Improved Quality of Care

The quality of care of a patient at a healthcare facility receives goes beyond treatment. It includes scheduling an appointment, wait time, cleanliness of the facility, interactions with the doctors and staff, billing arrangements and more. Big data can help improve quality of care in many ways.

The Cleveland Clinic decided to use analytics to improve patient services. The clinic hired an agency to conduct a quantitative and qualitative study on what the patients expected from the clinic. The data revealed that what the clinic thought the patients expected from the clinic was quite different that was the patients actually expected. The patients expected respect, clear and consistent communication along with a happy hospital staff.

Lower Cost of Healthcare Delivery

Patient re-admission is a major cost associated with healthcare delivery. Hospital admissions in the United States constitute about 30 percent of the total annual healthcare cost and 20 percent of all hospital admissions happening within 30 days of a previous discharge. Medical errors, which can be avoided, also add to this cost. Big data coupled with effective analyses can help identify how, when, and where the problems or gaps lie. These issues can then be addressed with a relevant plan of action, resulting in lower cost of healthcare delivery.

The Challenges

Several issues have to be addressed to tap into the full potential of big data including policies related to patient data privacy and security. Healthcare networks not only need to put the right talent and technology in place but also structure data, workflows, and incentives to optimize the use of big data. Access to data is critical—companies will need to integrate information from multiple data sources, often from third parties, and the incentives have to be in place to enable this.

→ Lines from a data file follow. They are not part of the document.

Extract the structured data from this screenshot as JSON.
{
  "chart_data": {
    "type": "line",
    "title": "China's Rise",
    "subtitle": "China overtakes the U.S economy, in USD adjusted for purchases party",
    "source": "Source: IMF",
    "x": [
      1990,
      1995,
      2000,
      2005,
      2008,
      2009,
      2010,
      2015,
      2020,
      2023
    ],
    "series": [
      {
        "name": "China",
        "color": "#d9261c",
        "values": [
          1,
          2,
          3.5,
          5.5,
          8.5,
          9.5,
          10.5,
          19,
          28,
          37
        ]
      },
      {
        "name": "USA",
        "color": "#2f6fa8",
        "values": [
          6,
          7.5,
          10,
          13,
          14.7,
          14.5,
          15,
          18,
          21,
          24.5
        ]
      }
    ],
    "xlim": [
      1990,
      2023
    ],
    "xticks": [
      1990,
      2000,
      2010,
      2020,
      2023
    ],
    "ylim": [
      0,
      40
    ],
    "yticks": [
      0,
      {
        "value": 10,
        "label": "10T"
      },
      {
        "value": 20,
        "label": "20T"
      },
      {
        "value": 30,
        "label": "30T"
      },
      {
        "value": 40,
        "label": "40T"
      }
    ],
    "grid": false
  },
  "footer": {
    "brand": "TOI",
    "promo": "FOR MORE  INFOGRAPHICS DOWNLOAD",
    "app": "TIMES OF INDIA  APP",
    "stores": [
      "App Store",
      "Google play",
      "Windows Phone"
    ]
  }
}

Patient Privacy & Security

The potential benefits of big data for healthcare are too valuable to overlook; however deciding on the allowable uses of data, while preserving patients right to privacy, is a difficult task.

Availability and access of patient health data along with personal patient information can result in discrimination or harm to the patient. This could mean that insurance companies make decisions about health insurance applicants and then set premiums based on the level of risk each individual represents or potentially deny them altogether. The Health Insurance Portability and Accountability Act (HIPAA) prohibits use of patient data for discriminatory purposes; but other entities holding the same data may be permitted to use it.

Another concern is the rise in the number and sophistication of cyber-attacks. With patient data residing in multiple locations they are susceptible to hacking. Health data is usually coupled with personal data of patients, which can be used to commit fraud, identity theft, and other crimes. It is imperative that data is encrypted and networks are secure.

Complexity & Structure of Healthcare Data

Healthcare data is complex because of several reasons. Health data is found in many locations such as different hospitals, various departments within a hospital, and different supporting office systems. This means that it may be stored in various formats, which may or may not be structured. Consolidating this data and standardizing it will make it more useful, accessible and analyzable.

Shortage of Skill

There is a shortage of talent in healthcare for organizations to take advantage of big data. Gartner states that through 2015, 85% of Fortune 500 organizations will be unable to exploit big data for a competitive advantage. As healthcare big data analytics gets more pivotal to estimate patient outcomes, competitiveness of healthcare organizations and the demand for healthcare IT professionals who can think critically and generate significant insights in a big data environment will increase. Those interested in a career in healthcare analytics should arm themselves with the skills required to take advantage of this opportunity.